BANDIDA

Bandida. Aproveitaria o carnaval para experimentar a nova máscara. Não tinha a pretensão de alcançar a fama de facínora, mas tão pouco desejava ser reconhecida como uma reles salteadora ou bandoleira de beira de estrada... Aspirava ser temida e assim maquiavelicamente amada. Também não desejava perder seu caráter ou incorporar os maus sentimentos, pretendia apenas esquecê-los nas noites pagãs e minimizá-los depois de desbotados os últimos confetes.

Depois de uma profunda imersão em suas próprias vivências e ilusões, resgatou antigas juras e promessas jamais realizadas e relembrou a simulação de alguns olhares e a malícia pendurada no canto dos lábios... Com o auxílio do Código Penal, encontrou o dispositivo que enquadrava suas alegorias: artigo 171. Estelionato emocional. Uma transgressão imputada às vítimas condenadas ao cárcere de algumas lembranças. Fantasia sem purpurinas, delito sem grandes penas, vítimas reclusas em seus segredos e desatenções, abandono de todos os pecados, uma ação sem vestígios...

Culpa? Difícil traçar o perfil ou justificar a psicopatologia da foliã que apenas estava cansada de ser boazinha (ainda mais quando o sentido da palavra está impregnado de diminutivo e literalidade) e desejava repaginar a sua vida com novos impulsos.
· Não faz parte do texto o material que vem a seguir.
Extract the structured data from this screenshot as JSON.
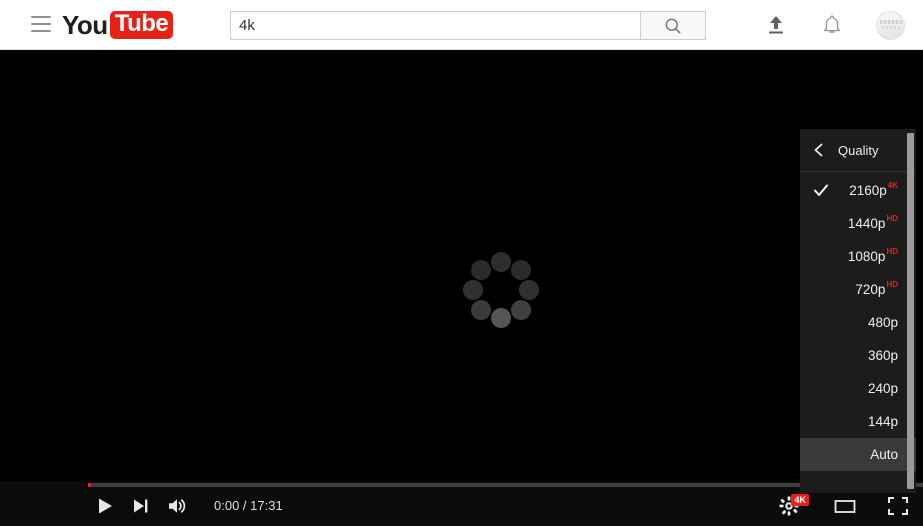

Talvez os psicanalistas definam tais estímulos como perversões, mas ela não tinha consciência da corrupção dos seus princípios, pensava ter adquirido apenas o controle sobre os fins.

Plena de ardis e artifícios, gozou as noites carnavalescas como nunca. Libertou-se do pudor característico dos iniciantes e fez as declarações mais obscenas. Ludibriou, induziu a erro, escondeu, iludiu, brincou com verbos quase desonrosos, mas não poderia imaginar que seria traída pela lascívia de algumas expressões. Deixou que o conhecido brilho nos olhos denunciasse sua frágil identidade. Brincou de mulher-fatal, maculando sua fantasia, e se perdeu em fatalidades.

Despertou, buscando as conhecidas purpurinas, com a ressaca das cinzas da quarta-feira. Bandida só a vida. Passou o dia ao lado do telefone aguardando um contato que não ocorreu. A máscara caiu. Arrependimento e o castigo. Percebeu-se vítima da própria conduta enquanto lamentava sua reincidência nas armadilhas do coração. Encontrou as suas culpas e se condenou a reclusão das esperas.

Entre inquietações e justificativas, personagem de uma tragédia ordinária, adormeceu com a certeza de que no próximo carnaval não seria tão ousada e se fantasiaria de colombina.